Sebastian, 15 anos depois, recorda Spa 1991
Warm Up
25/08/2006 - 16:15

Forix
Há 15 anos, Schumacher estreava na F-1
Há 15 anos, Schumacher estreava na F-1
Spa-Francorchamps acordou em clima de revolta naquele domingo, 25 de agosto de 1991. No asfalto do circuito belga, que receberia a 11ª etapa do Mundial, a torcida pintara mensagens de apoio a Bertrand Gachot. O ídolo local fora preso dias antes por usar spray paralisante em uma briga de trânsito e não participaria da prova.

Nos boxes, vários pilotos se solidarizavam vestidos com camisetas pedindo que o amigo fosse solto. Em meio à comoção pela ausência do belga, alguém alheio ao alvoroço. Michael Schumacher, alemão, 22 anos. Um quase-desconhecido, pinçado na equipe da Mercedes no Mundial de Protótipos, escolhido pela Jordan para pilotar o carro 32, substituindo o infrator.

Campeão da F-3 alemã e colecionador de títulos no kart, Michael impressionou logo de cara: foi 11º na primeira sessão livre de que participou e, no treino classificatório de sexta-feira, terminou em oitavo. Detalhe: era sua estréia ao volante de um F-1 e seu conhecimento da pista resumia-se a algumas voltas de bicicleta, na véspera.

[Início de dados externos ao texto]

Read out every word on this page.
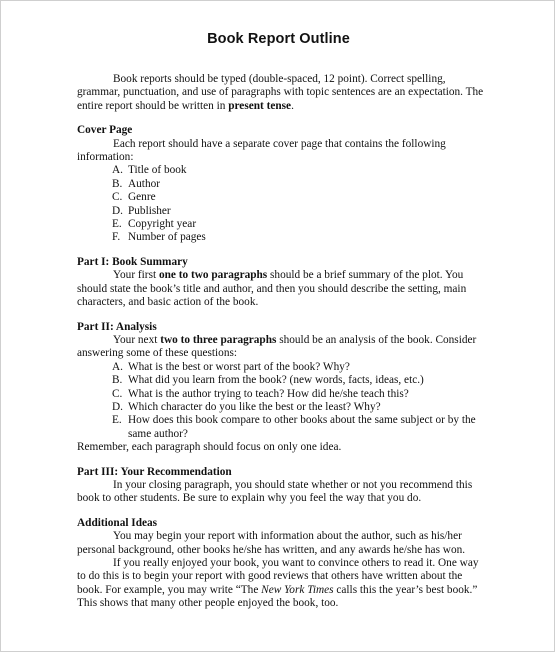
Book Report Outline

Book reports should be typed (double-spaced, 12 point). Correct spelling, grammar, punctuation, and use of paragraphs with topic sentences are an expectation. The entire report should be written in present tense.

Cover Page

Each report should have a separate cover page that contains the following information:

A. Title of book
B. Author
C. Genre
D. Publisher
E. Copyright year
F. Number of pages
Part I: Book Summary

Your first one to two paragraphs should be a brief summary of the plot. You should state the book’s title and author, and then you should describe the setting, main characters, and basic action of the book.

Part II: Analysis

Your next two to three paragraphs should be an analysis of the book. Consider answering some of these questions:

A. What is the best or worst part of the book? Why?
B. What did you learn from the book? (new words, facts, ideas, etc.)
C. What is the author trying to teach? How did he/she teach this?
D. Which character do you like the best or the least? Why?
E. How does this book compare to other books about the same subject or by the same author?
Remember, each paragraph should focus on only one idea.
Part III: Your Recommendation

In your closing paragraph, you should state whether or not you recommend this book to other students. Be sure to explain why you feel the way that you do.

Additional Ideas

You may begin your report with information about the author, such as his/her personal background, other books he/she has written, and any awards he/she has won.

If you really enjoyed your book, you want to convince others to read it. One way to do this is to begin your report with good reviews that others have written about the book. For example, you may write “The New York Times calls this the year’s best book.” This shows that many other people enjoyed the book, too.
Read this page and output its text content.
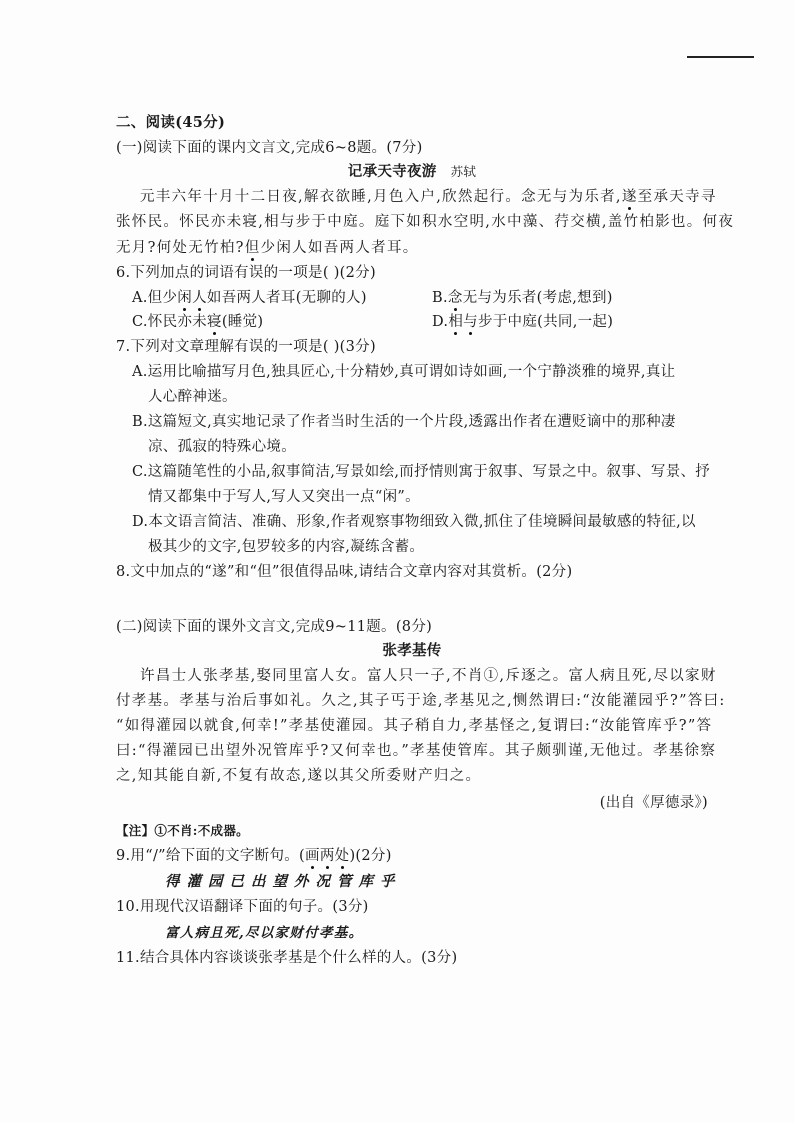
二、阅读(45分)
(一)阅读下面的课内文言文,完成6~8题。(7分)
记承天寺夜游 苏轼
元丰六年十月十二日夜,解衣欲睡,月色入户,欣然起行。念无与为乐者,遂至承天寺寻
张怀民。怀民亦未寝,相与步于中庭。庭下如积水空明,水中藻、荇交横,盖竹柏影也。何夜
无月?何处无竹柏?但少闲人如吾两人者耳。
6.下列加点的词语有误的一项是( )(2分)
A.但少闲人如吾两人者耳(无聊的人)	B.念无与为乐者(考虑,想到)
C.怀民亦未寝(睡觉)	D.相与步于中庭(共同,一起)
7.下列对文章理解有误的一项是( )(3分)
A.运用比喻描写月色,独具匠心,十分精妙,真可谓如诗如画,一个宁静淡雅的境界,真让
人心醉神迷。
B.这篇短文,真实地记录了作者当时生活的一个片段,透露出作者在遭贬谪中的那种凄
凉、孤寂的特殊心境。
C.这篇随笔性的小品,叙事简洁,写景如绘,而抒情则寓于叙事、写景之中。叙事、写景、抒
情又都集中于写人,写人又突出一点“闲”。
D.本文语言简洁、准确、形象,作者观察事物细致入微,抓住了佳境瞬间最敏感的特征,以
极其少的文字,包罗较多的内容,凝练含蓄。
8.文中加点的“遂”和“但”很值得品味,请结合文章内容对其赏析。(2分)
(二)阅读下面的课外文言文,完成9~11题。(8分)
张孝基传
许昌士人张孝基,娶同里富人女。富人只一子,不肖①,斥逐之。富人病且死,尽以家财
付孝基。孝基与治后事如礼。久之,其子丐于途,孝基见之,恻然谓曰:“汝能灌园乎?”答曰:
“如得灌园以就食,何幸!”孝基使灌园。其子稍自力,孝基怪之,复谓曰:“汝能管库乎?”答
曰:“得灌园已出望外况管库乎?又何幸也。”孝基使管库。其子颇驯谨,无他过。孝基徐察
之,知其能自新,不复有故态,遂以其父所委财产归之。
(出自《厚德录》)
【注】①不肖:不成器。
9.用“/”给下面的文字断句。(画两处)(2分)
得灌园已出望外况管库乎
10.用现代汉语翻译下面的句子。(3分)
富人病且死,尽以家财付孝基。
11.结合具体内容谈谈张孝基是个什么样的人。(3分)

No sábado, o alemão foi ainda melhor: quinto na sessão livre e sétimo no grid de largada. A terceira fila, entre as Benetton de Nelson Piquet e Roberto Moreno, espantou a categoria.

No warm-up, treino de aquecimento na manhã de domingo, mais uma boa performance; quarto melhor tempo, atrás somente de Patrese, Mansell e Senna. A expectativa em torno da corrida do alemão crescia. Veio a largada e Michael partiu bem. Quando ia em direção à Eau Rouge, brigando pelo quinto lugar, um problema na embreagem pôs fim à sua prova de estréia.

Mesmo abandonando na primeira volta, Schumacher impressionou. Na corrida seguinte, foi parar na Benetton e segue até hoje, dono de sete títulos e de todos os recordes da categoria.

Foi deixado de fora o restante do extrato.